” Vem por aqui ! “
Dizem-me alguns com olhos doces,
Estendendo-me os braços, e seguros
De que seria bom se eu os ouvisse
Quando me dizem: “vem por aqui”!
Eu olho-os com olhos lassos,
Há, nos meus olhos, ironias e cansaços
Então cruzo os braços,
E nunca vou por ali…
“Cântico Negro” – José Régio
(Regressada de férias, ainda embalada pelo sol, vejo os sinais da profunda crise que antecipo. Bem sei que é mais fácil obter likes e partilhas com imagens de cães e gatos, mas a vida vai para além de mensagens fofinhas e agradáveis. Quando a fome aperta, não há símbolos de coração que preencham a mesa e não bastam sorrisos para pagar as contas.)
A Senhora Adelina Soares, que não conheço, personifica uma das histórias mais marcantes dos trabalhadores que, quer por força dos efeitos da pandemia, quer neste caso concreto pelo seu aproveitamento para justificar o injustificável, se vêem a braços com a falta de pagamento dos seus salários.
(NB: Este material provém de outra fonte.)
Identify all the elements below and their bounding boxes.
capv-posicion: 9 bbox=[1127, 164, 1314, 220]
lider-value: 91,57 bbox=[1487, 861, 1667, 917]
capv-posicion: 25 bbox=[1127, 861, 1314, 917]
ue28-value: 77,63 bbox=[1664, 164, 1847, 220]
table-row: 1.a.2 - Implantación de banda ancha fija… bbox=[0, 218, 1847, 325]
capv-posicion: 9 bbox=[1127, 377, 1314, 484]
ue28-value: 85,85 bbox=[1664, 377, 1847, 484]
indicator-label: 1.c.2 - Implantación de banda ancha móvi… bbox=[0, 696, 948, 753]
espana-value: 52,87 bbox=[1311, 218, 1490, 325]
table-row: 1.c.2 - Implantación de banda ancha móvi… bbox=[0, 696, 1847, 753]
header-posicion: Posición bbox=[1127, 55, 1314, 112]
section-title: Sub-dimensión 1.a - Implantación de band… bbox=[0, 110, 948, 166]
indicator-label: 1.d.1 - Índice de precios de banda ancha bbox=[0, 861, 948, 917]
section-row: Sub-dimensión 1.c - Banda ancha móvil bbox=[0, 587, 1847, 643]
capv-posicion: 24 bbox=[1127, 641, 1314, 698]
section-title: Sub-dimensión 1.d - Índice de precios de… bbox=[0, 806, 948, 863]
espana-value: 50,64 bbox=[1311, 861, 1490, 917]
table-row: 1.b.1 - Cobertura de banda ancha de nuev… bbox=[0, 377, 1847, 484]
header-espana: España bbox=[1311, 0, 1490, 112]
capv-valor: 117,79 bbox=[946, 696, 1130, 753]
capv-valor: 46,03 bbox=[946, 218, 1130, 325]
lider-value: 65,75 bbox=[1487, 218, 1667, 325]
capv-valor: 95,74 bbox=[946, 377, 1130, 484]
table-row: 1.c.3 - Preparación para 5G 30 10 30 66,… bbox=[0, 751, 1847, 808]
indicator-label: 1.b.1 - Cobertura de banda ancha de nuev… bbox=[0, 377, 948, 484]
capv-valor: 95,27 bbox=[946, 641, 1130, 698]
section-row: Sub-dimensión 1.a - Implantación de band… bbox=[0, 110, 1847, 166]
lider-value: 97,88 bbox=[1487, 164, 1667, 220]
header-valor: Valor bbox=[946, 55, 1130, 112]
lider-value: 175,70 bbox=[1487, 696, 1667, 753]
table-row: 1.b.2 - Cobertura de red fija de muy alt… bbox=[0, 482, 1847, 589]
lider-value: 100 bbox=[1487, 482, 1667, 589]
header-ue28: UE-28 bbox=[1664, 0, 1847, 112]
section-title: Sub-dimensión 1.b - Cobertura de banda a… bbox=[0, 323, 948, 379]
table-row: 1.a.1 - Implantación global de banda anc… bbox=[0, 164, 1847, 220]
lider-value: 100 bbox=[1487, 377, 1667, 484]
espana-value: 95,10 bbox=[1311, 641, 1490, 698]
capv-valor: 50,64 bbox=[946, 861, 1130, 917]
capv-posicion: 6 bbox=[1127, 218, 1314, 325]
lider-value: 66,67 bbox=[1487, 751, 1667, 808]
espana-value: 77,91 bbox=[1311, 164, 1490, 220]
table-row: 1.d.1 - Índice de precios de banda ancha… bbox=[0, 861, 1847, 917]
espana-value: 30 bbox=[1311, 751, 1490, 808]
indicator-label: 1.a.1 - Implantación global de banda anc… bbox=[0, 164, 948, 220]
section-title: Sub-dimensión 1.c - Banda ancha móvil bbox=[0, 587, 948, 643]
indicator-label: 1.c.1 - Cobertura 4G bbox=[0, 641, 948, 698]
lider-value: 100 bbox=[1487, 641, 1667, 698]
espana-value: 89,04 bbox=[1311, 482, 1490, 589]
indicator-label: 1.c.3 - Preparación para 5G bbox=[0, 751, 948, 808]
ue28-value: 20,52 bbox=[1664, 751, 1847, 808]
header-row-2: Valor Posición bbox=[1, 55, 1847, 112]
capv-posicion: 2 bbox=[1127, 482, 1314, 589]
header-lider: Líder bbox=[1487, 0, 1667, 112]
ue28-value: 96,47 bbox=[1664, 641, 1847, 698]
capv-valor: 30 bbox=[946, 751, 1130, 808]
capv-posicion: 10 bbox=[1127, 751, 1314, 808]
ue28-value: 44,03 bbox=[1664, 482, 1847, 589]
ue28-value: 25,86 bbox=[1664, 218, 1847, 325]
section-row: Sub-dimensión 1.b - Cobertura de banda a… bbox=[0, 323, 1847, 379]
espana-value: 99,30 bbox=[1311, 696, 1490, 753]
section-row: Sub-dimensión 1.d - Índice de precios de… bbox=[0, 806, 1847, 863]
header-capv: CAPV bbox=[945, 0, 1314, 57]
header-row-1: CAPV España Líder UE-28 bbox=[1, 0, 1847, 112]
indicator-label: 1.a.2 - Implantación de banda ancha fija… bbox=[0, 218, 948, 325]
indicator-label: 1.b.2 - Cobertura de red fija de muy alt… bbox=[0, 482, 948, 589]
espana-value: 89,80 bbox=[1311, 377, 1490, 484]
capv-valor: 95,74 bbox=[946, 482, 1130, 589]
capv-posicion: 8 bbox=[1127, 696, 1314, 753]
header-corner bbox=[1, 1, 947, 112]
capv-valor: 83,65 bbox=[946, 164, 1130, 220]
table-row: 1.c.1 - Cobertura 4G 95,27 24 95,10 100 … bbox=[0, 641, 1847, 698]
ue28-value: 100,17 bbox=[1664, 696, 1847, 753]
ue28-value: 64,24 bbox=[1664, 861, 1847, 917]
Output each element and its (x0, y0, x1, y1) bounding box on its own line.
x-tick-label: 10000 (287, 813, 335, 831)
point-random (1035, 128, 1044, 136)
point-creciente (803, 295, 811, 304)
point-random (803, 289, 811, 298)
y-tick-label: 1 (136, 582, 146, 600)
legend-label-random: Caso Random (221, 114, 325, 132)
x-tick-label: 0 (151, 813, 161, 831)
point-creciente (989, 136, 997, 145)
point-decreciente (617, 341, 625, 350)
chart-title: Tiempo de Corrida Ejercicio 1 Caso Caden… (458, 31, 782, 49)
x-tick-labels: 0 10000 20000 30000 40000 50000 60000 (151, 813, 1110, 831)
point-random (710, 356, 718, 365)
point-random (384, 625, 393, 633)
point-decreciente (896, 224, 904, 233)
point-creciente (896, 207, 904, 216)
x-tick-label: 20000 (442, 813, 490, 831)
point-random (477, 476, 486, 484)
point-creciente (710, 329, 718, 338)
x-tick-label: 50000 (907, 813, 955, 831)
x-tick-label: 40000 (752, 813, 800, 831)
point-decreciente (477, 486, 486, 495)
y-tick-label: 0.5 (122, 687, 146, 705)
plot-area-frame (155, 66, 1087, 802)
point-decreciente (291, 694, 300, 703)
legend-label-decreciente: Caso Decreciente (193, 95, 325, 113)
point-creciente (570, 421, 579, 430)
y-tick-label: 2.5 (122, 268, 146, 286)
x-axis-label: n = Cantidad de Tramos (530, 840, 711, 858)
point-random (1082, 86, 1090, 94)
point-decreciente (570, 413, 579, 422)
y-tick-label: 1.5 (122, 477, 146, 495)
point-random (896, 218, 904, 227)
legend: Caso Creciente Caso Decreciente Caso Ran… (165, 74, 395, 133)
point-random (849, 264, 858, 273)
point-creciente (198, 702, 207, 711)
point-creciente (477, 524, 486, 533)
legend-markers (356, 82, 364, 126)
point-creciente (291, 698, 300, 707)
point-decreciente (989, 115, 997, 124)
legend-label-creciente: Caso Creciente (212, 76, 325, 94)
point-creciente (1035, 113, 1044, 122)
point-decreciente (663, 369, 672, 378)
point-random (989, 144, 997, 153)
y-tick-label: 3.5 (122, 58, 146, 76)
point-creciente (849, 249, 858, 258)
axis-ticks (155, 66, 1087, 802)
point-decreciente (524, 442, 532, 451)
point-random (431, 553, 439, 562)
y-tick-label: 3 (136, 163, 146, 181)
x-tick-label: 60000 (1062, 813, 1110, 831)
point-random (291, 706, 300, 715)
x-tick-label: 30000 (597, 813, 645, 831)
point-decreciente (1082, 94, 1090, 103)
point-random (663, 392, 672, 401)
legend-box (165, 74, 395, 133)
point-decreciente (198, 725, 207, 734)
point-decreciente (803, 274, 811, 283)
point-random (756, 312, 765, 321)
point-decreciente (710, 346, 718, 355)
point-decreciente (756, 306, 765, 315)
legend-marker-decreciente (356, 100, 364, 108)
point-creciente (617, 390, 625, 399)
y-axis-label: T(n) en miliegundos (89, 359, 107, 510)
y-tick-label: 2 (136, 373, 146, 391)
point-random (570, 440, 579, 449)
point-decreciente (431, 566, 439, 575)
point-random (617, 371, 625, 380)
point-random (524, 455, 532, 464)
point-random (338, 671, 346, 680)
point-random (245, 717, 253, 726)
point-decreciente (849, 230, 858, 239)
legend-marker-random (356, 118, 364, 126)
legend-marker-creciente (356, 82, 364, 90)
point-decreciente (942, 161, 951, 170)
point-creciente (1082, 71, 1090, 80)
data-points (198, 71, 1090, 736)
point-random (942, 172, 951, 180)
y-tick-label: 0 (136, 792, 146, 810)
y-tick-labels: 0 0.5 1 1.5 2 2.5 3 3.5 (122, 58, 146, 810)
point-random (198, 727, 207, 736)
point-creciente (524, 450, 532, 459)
A sua história, mulher de trabalho, com 60 anos, é fácil de contar mas dura de enfrentar. Pelo respectivo perfil, trabalha em limpezas no Norte, sendo que se deixou fotografar com um cartaz escrito pela própria. A respectiva empregadora, a empresa Ambiente e Jardim, Lda., investigada por suspeitas de corrupção e emissão de designadas facturas falsas, no montante total apurado até ao presente de 26 milhões de euros, terá sido objecto de um arresto, deixando sem pagamento 500 funcionários desde Maio de 2021. Não obstante, os trabalhadores desta empresa mantêm-se até hoje laborar, maxime em instituições públicas, sendo que, entre outras, a CP ainda não encontrou tempo para agir sobre esta situação.
O caso concreto desta senhora, que lançou um gritante apelo numa rede social, pedindo ajuda por se estar a acabar a comida, não se afastará do de outros, sejam desta empresa, seja de tantas outras[1]. Trata-se, portanto, de um povo que lava e limpa mas, depois do horário cumprido, se depara com o frigorífico vazio.
Alguns dos despedimentos colectivos que se anunciam, sempre precedidos de pungentes declarações dos respectivos representantes legais em vários órgãos de comunicação social, ocorrem em empresas que apresentam milhões de lucro. Outros, assentam em prejuízos directamente resultantes de erros de gestão em que os únicos responsabilizados são os que se encontram na base da cadeia hierárquica.
É verdade que podemos sempre virar a cara para o lado e fingir que não estamos a ver o que se passa, ainda no espírito da silly season que, neste país, tende a alargar-se ao ano todo.
É, aliás, tipicamente português a inconsequente revolta entre garfadas que se basta com um post mais irritado para ser esquecida no minuto seguinte. Talvez por isso a história se tenda a repetir, sendo que, por via de regra, cada um de nós apenas se preocupa quando um novo episódio ocorre no seu seio, altura em que a generalidade das pessoas percebe na pele que, se a impunidade é anunciada no campo penal, ela grassa é nas relações de trabalho.
Quando uns falam, sempre com propósitos eleitorais, em combate à corrupção, coloco os olhos nas suas reais vítimas e no que aqueles que nos fazem múltiplas promessas fizeram por elas. E, talvez por isso, tenha muita dificuldade em acreditar nos contos de fadas que nos apresentam aquando das eleições, uma vez que tendem a ter um final pouco feliz no dia imediatamente seguinte. Não, não vou ali. Prefiro a honradez dos que se confrontam com o vazio.
A autora escreve de acordo com a antiga ortografia.
[1] Para quem quiser ajudar esta senhora, o iban que a mesma anuncia como seu é o NIB 0033 0000 4561 5584 5270 5. É certo que será sempre um paliativo mas, pelo menos, no meio da desgraça, a Dona Adelina terá hipóteses de conseguir adiar a fome.